I politely told him I was the lawyer for the defendant, and he couldn't have been nicer to me from that moment on. I didn't make a big deal about it, because he had never seen me before in his courtroom, and he was invariably polite and helpful to me from that day forward. Judge Tucker was a true gentleman, albeit an old-fashioned one. I had grandfathers like him, I knew the type and knew he wasn't being mean when he told me I couldn't sit at counsel's table.

But you know what? I never dressed to emphasize my "assets," such as they were. Being tall helped when standing in side counsel in front of the judge's high bench, but that was my only physical plus in the courtroom. Never in a million years would I have worn a short skirt or a low-cut blouse to court. Kill me now at the very idea.

If you want to be seen as a professional, dress professionally. Being Southern, I was raised to know that you bought a good suit, a silk blouse, real leather accessories, and only gold or silver jewelry, all discreet and tasteful. Pearls if felt you needed their courage that day in court.  I never had a problem with being seen as anything other than a lawyer, one who wore heels and lipstick, but a lawyer first and a woman second.

So when young women now wear tight, sexy clothes to argue a case before a jury or a judge, I'm not taking their side when they get slammed as sex objects. Sorry. I worked too hard to pave the way for them, and the law is still a landmine of old world thinking in many ways.

I think my disagreement on the topic surprised my husband ( who is a staunch defender of women, being the father of two girls), but he sees my point. I'm just not going to take up cudgels for women with poor taste in clothes and the stupidity to fail to recognize they're not in the courtroom to flirt or make men drool.

Monday, March 24, 2014

Avoiding doing taxes. . .

It's amazing what-all I can find to divert my energy from pulling together our taxes. Well, maybe not amazing, just very telling.

I have carefully read a New York magazine article about a NY cop who joined S&M (and worse, much much worse) chatrooms, where he met men of similar tastes with whom he emailed detailed descriptions about killing and torturing certain women, including his wife. His wife found the emails, promptly loaded herself and her baby on a plane for her parents' home in Colorado, and called the police. The legal issue is: can a person be criminally charged and convicted for thinking and discussing repellent, illegal activity on which no action is ever taken? Accessory before the fact comes to mind as the pertinent legal charge, but if there's no "fact" to follow the "before" part, have the thought-control police acted prematurely? I'm all for setting the scene and arresting the parties as they begin their illegal behavior (sting operations are common, after all), but what if no action has ever been taken and no set date has arisen for the fulfillment of the pre-planning? What if it's all wishful thinking?
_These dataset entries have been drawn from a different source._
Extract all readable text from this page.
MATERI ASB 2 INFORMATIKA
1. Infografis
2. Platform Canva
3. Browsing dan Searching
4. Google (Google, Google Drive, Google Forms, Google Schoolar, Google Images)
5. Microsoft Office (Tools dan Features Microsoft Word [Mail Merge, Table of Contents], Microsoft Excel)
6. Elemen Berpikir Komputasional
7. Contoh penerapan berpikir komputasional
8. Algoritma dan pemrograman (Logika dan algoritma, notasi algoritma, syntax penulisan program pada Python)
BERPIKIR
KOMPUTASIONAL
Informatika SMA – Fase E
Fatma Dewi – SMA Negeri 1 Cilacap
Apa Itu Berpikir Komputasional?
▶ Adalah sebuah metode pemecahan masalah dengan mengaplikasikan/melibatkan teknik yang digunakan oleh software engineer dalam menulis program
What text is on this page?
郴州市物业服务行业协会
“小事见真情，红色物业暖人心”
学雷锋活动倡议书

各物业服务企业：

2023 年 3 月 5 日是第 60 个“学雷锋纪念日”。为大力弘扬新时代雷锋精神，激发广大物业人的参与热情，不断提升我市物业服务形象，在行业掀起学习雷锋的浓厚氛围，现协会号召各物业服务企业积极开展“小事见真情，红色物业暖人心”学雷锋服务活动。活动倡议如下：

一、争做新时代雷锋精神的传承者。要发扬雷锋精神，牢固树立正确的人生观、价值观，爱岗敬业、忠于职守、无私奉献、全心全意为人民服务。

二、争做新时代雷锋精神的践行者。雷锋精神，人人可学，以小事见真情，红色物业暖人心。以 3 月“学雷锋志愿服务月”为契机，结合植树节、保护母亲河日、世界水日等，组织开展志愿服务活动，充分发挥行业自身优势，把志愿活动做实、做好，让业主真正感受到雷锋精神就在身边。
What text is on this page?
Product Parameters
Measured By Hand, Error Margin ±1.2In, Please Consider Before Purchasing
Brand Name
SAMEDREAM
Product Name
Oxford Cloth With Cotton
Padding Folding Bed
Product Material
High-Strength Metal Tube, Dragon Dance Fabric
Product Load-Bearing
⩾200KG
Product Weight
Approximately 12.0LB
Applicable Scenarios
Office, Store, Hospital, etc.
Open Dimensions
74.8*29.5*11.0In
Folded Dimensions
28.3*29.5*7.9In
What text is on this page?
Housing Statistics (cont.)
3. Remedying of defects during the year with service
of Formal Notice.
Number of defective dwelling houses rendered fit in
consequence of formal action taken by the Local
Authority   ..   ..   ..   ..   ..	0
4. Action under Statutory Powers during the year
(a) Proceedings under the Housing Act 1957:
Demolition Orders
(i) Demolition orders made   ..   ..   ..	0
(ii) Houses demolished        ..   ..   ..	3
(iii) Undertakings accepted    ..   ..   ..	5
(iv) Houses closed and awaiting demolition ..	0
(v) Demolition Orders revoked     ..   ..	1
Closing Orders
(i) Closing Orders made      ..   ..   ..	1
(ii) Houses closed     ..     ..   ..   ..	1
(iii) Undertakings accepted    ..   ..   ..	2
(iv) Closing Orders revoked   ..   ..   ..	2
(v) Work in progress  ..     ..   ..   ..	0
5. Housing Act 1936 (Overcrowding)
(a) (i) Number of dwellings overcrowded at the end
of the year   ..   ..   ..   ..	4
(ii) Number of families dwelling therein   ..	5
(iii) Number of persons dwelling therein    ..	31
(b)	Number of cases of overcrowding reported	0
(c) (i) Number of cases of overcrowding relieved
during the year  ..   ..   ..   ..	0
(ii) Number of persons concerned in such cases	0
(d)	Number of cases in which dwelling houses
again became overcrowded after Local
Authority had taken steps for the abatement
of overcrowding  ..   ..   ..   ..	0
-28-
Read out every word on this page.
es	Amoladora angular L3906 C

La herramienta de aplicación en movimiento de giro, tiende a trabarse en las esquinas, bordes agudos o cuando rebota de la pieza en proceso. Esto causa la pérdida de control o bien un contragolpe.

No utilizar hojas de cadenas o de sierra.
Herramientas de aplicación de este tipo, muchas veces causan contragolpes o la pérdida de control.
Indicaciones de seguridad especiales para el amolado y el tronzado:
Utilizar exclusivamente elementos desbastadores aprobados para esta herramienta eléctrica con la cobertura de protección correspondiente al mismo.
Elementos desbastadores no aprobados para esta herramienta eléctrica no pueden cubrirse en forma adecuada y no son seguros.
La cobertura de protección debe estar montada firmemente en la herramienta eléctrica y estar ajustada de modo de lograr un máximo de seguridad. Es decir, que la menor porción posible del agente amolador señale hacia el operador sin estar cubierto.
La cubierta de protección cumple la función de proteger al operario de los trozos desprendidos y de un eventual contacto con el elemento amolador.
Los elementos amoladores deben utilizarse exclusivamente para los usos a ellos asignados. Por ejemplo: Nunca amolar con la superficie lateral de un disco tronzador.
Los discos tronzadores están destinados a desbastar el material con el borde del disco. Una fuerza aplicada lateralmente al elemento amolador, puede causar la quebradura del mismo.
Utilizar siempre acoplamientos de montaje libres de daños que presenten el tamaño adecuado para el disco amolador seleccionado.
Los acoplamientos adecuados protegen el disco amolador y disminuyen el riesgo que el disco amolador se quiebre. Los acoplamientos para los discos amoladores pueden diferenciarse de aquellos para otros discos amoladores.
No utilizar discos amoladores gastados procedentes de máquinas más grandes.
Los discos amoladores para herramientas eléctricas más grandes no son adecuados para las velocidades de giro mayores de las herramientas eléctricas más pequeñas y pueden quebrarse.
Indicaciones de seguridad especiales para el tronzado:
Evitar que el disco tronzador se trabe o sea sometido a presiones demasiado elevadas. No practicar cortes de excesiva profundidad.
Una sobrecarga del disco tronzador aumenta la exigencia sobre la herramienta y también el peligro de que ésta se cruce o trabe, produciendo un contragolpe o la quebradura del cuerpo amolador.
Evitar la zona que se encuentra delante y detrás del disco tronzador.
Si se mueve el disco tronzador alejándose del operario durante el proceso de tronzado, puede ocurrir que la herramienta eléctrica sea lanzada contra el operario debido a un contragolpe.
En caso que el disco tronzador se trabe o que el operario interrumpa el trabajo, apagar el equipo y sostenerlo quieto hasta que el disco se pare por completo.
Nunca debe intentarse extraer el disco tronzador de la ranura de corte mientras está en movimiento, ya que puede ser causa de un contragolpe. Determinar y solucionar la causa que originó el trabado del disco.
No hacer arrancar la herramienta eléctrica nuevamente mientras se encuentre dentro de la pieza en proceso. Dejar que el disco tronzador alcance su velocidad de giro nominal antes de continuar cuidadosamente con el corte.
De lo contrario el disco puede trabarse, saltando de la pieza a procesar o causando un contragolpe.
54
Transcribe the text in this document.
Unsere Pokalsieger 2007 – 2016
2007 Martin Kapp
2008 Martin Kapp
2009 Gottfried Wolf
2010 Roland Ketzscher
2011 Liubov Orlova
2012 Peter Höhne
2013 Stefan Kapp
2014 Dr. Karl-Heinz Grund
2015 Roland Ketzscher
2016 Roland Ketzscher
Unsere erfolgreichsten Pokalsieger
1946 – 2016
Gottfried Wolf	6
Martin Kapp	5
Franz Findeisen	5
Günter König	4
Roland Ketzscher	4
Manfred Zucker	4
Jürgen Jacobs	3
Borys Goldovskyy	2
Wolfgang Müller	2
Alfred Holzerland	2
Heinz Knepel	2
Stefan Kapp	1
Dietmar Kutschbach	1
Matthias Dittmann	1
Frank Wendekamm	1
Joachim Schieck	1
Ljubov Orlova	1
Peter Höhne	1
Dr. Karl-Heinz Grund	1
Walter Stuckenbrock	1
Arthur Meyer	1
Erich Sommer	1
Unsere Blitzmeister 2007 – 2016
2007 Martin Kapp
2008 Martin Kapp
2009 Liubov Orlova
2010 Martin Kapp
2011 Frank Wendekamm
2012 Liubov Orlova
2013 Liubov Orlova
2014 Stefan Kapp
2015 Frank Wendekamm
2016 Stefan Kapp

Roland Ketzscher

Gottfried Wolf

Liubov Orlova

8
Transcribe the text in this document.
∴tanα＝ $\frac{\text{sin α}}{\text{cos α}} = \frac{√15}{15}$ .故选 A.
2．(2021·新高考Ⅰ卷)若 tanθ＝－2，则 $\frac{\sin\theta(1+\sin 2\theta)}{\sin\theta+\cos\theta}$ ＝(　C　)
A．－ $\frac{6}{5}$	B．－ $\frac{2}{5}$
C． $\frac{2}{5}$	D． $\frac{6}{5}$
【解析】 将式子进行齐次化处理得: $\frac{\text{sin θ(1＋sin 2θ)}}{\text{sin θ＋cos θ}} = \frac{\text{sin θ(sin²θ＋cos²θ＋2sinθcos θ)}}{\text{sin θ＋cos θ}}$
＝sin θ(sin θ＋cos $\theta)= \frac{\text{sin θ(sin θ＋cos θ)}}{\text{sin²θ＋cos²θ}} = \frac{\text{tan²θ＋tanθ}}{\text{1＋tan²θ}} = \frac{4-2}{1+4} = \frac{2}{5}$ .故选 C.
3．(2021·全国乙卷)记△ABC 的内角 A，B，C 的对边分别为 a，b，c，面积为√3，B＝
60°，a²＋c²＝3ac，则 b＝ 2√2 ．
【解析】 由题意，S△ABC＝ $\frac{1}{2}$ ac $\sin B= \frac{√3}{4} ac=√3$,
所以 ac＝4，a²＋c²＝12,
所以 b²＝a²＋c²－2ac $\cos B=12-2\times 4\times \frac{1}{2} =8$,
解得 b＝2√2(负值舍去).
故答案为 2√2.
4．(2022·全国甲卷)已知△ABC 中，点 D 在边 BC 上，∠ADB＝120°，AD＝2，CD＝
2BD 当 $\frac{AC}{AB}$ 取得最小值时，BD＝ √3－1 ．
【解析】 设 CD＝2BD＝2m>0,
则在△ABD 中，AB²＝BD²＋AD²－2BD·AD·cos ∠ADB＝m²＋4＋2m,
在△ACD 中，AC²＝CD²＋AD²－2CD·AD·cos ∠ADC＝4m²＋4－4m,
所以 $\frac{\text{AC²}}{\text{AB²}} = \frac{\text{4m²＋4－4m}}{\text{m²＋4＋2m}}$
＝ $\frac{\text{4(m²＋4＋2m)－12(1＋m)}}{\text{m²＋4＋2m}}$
Oh Lordy, I'm sounding like a lawyer. But it's a dilemma for our society - can and should we be convicted for our evil thoughts? I tend to the side that God knows what's in your heart, and She'll handle it at the appropriate time. On the other hand (again, my lawyerly side showing its two-sides-to-every issue training), shouldn't the sickos be put out of action well before they can act? Reminds me of the Philip Dick story (and movie starring Tom Cruise) where you could be convicted before you committed any crime that the computer said you might, sometime in the amorphous future.

Catherine Deneuve was featured in another article, photographed in her 70 year-old glory, wearing a black lace teddy, black stockings, and shock of all shocks, a large tattoo in the middle of her back, between her shoulder blades. Catherine Deneuve with a tat? OMGOMGOMG. I feel as if I've missed the cool-older (ahem, cough) lady memo.

Now I really must do something about the taxes. Huge sigh. Maybe after I bake some chocolate chip cookies. . . .

Sunday, March 16, 2014

Whole lotta Love...

I trekked to RIR (Richmond International Raceway) to buy tix for the April race, and look what I found. A very cool LOVE made of tires, helmets, and old fenders from wrecked cars. Had to park and hop out for a picture.

However, I was five minutes late - who closes down a box office at 5 p.m.?

Wednesday, March 05, 2014

New bookshelves

I have every Georgette Heyer I could get my hands on! And now, I have them ALL in one place. Oh, happy days...

December 1, 1945

In all the office renovations, I found a pile of old pictures I've never seen before. Thankfully, whoever took this picture labeled it and gave a date - December 1, 1941, at the Wardman Park Hotel in Washington, D.C. The man in the darker uniform is my father, and the woman to his right  is one of his lifelong friends, Betty White, while the next woman to his right is Annette Davis, another lifelong friend. They all grew up together in the army, dated, married other people, but through the years stayed in touch. The man to my dad's left, who didn't make it into the picture, is Jack Featherstone, another boyhood buddy, who was killed in WW II in Europe. My dad served in the Philippines, where he was born.  His VPI roommate was killed on the beaches of Normany. What's amazing about this picture is that all these young cadets, West Pointers and VPI, would enlist in the military right after Pearl Harbor, which was just days away, and they don't know what's coming.

Do any of us? 

Wednesday, February 26, 2014

More about the shelves. . .

They cover most of the wall space ( three doors and two windows notwithstanding), and all I can say is, FINALLY! After years of storing books in shelved closets (what was I thinking, that books are sugly wetsisters to be hidden?), all my old friends are now easily at hand. I want to start rereading them immediately. This is the upside to an office renovation. The downside is the unceasing weeding through files and files and boxes and boxes of . . .stuff. Why did I think I needed twenty highlighters? And a gross of post-its? If I survive the cleanup, I'm going to lock the door and camp out in here. I love, no, adore, the feeling of being swathed in WORDS. Can't wait to get back to work.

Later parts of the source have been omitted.